A coil is an inductor, and in AC circuits, an inductor exhibits inductive reactance along with its resistance. Inductive reactance (X_L) is a property of an inductor that opposes the change in current and is given by the formula \(X_L = 2 \pi f L\), where f is the frequency of the AC and L is the inductance of the coil.

We now need to calculate the impedance (Z) for the coil in an AC circuit using its resistance (R) and inductive reactance (X_L). The magnitude of the impedance Z is given by the formula \(|Z| = \sqrt{R^2 + (X_L)^2}\).

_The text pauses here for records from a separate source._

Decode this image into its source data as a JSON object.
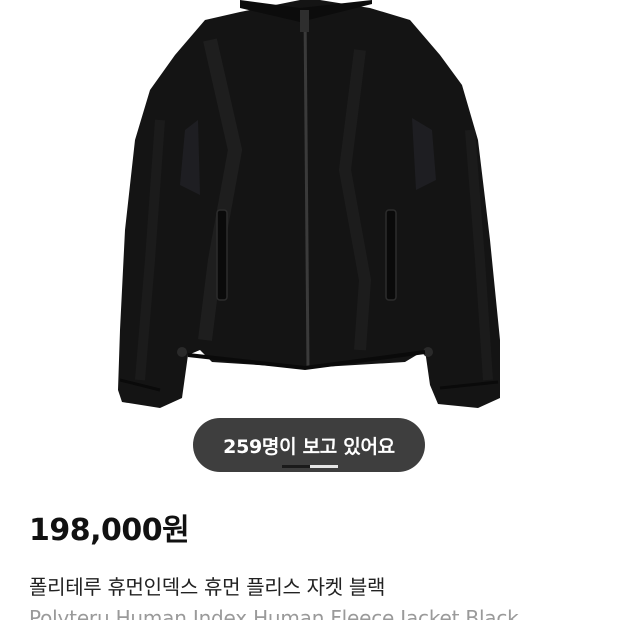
{
  "product": {
    "image_alt": "Polyteru Human Index Human Fleece Jacket Black",
    "viewers_text": "259명이 보고 있어요",
    "price": "198,000원",
    "name_ko": "폴리테루 휴먼인덱스 휴먼 플리스 자켓 블랙",
    "name_en": "Polyteru Human Index Human Fleece Jacket Black"
  },
  "gallery": {
    "page_count": 2,
    "current_page": 1
  },
  "colors": {
    "pill_bg": "#3e3e3e",
    "jacket": "#141414",
    "text_primary": "#111111",
    "text_secondary": "#9a9a9a"
  }
}
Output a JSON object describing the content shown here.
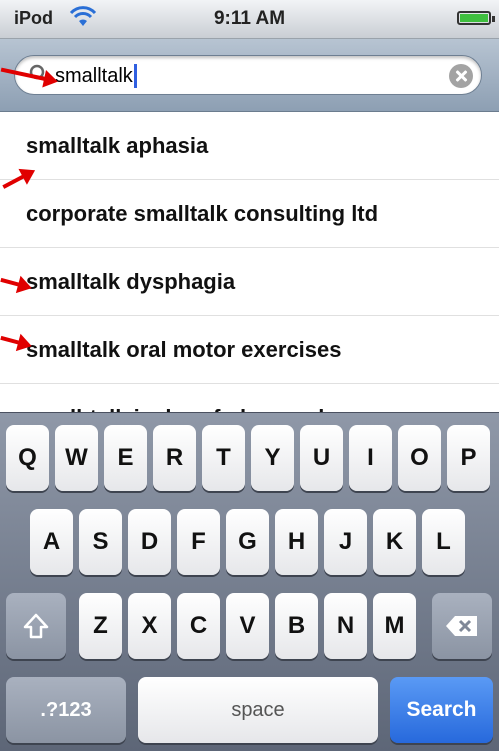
{
  "status_bar": {
    "carrier": "iPod",
    "time": "9:11 AM"
  },
  "search": {
    "value": "smalltalk"
  },
  "suggestions": [
    "smalltalk aphasia",
    "corporate smalltalk consulting ltd",
    "smalltalk dysphagia",
    "smalltalk oral motor exercises",
    "small-talk im beruf - leseprobe"
  ],
  "keyboard": {
    "row1": [
      "Q",
      "W",
      "E",
      "R",
      "T",
      "Y",
      "U",
      "I",
      "O",
      "P"
    ],
    "row2": [
      "A",
      "S",
      "D",
      "F",
      "G",
      "H",
      "J",
      "K",
      "L"
    ],
    "row3": [
      "Z",
      "X",
      "C",
      "V",
      "B",
      "N",
      "M"
    ],
    "numbers_key": ".?123",
    "space_key": "space",
    "search_key": "Search"
  },
  "colors": {
    "annotation_arrow": "#e00000",
    "search_key": "#2769dc",
    "caret": "#2f5fe0"
  }
}
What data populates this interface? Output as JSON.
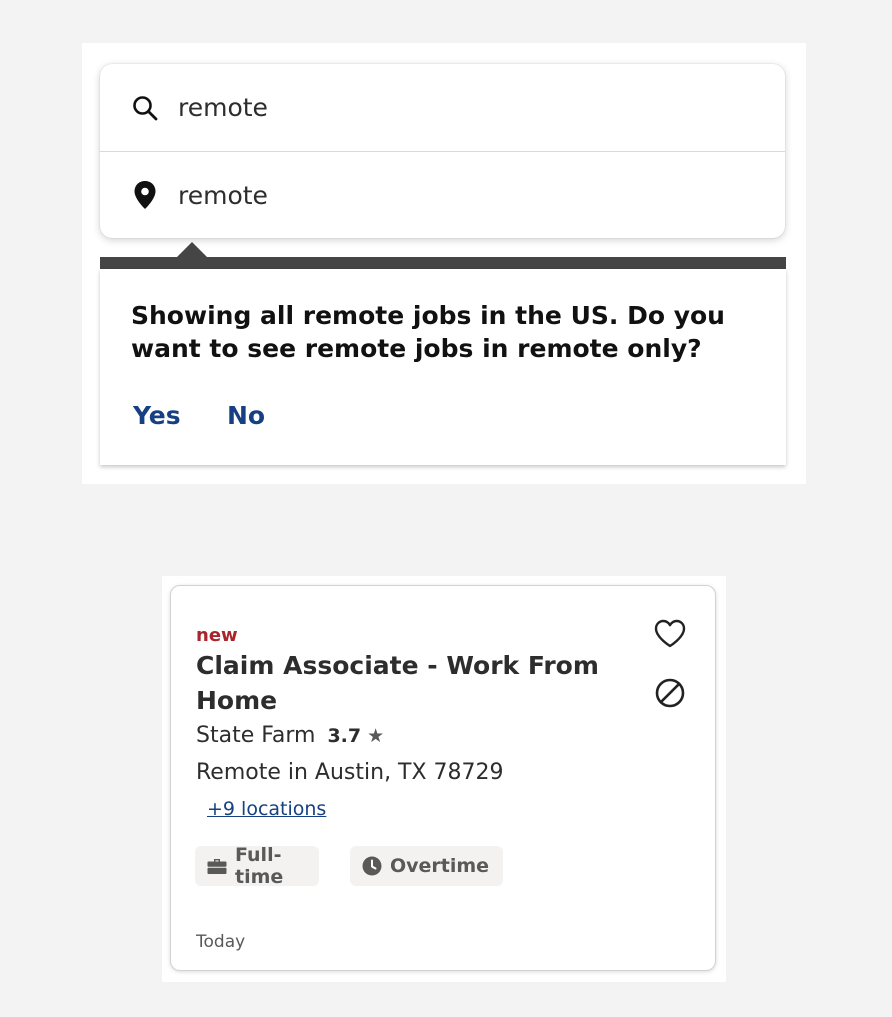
{
  "search": {
    "what_value": "remote",
    "where_value": "remote"
  },
  "tooltip": {
    "message": "Showing all remote jobs in the US. Do you want to see remote jobs in remote only?",
    "yes_label": "Yes",
    "no_label": "No"
  },
  "job_card": {
    "badge": "new",
    "title": "Claim Associate - Work From Home",
    "company": "State Farm",
    "rating": "3.7",
    "location": "Remote in Austin, TX 78729",
    "more_locations": "+9 locations",
    "tags": [
      {
        "label": "Full-time",
        "icon": "briefcase-icon"
      },
      {
        "label": "Overtime",
        "icon": "clock-icon"
      }
    ],
    "posted": "Today",
    "actions": {
      "save_icon": "heart-icon",
      "hide_icon": "block-icon"
    }
  },
  "colors": {
    "link_blue": "#164081",
    "new_badge_red": "#a9252b",
    "tooltip_bar": "#454545",
    "chip_bg": "#f3f2f1"
  }
}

Since the inductive reactance (X_L) is always greater than or equal to zero (\(X_L \geq 0\)), it follows that \(|Z| \geq R\). As a result, the impedance of a coil in an AC circuit will be greater than or equal to its resistance in a DC circuit. Considering the options provided: (a) will remain the same: This could only be true if X_L = 0 (no reactive component), which is not the case for a coil. (b) will increase: This is the correct answer, as the impedance (Z) will always be higher than the resistance (R) due to the additional inductive reactance (X_L) in the AC circuit. (c) will decrease: This is not true, as the impedance (Z) will always be higher than the resistance (R) due to the inductive reactance (X_L) in the AC circuit. (d) will be zero: This is also not true, as the coil still has resistance (R) and inductive reactance (X_L) that both contribute to the impedance in an AC circuit.

The correct answer is (b) the resistance of a coil in an AC circuit will increase compared to its resistance in a DC circuit.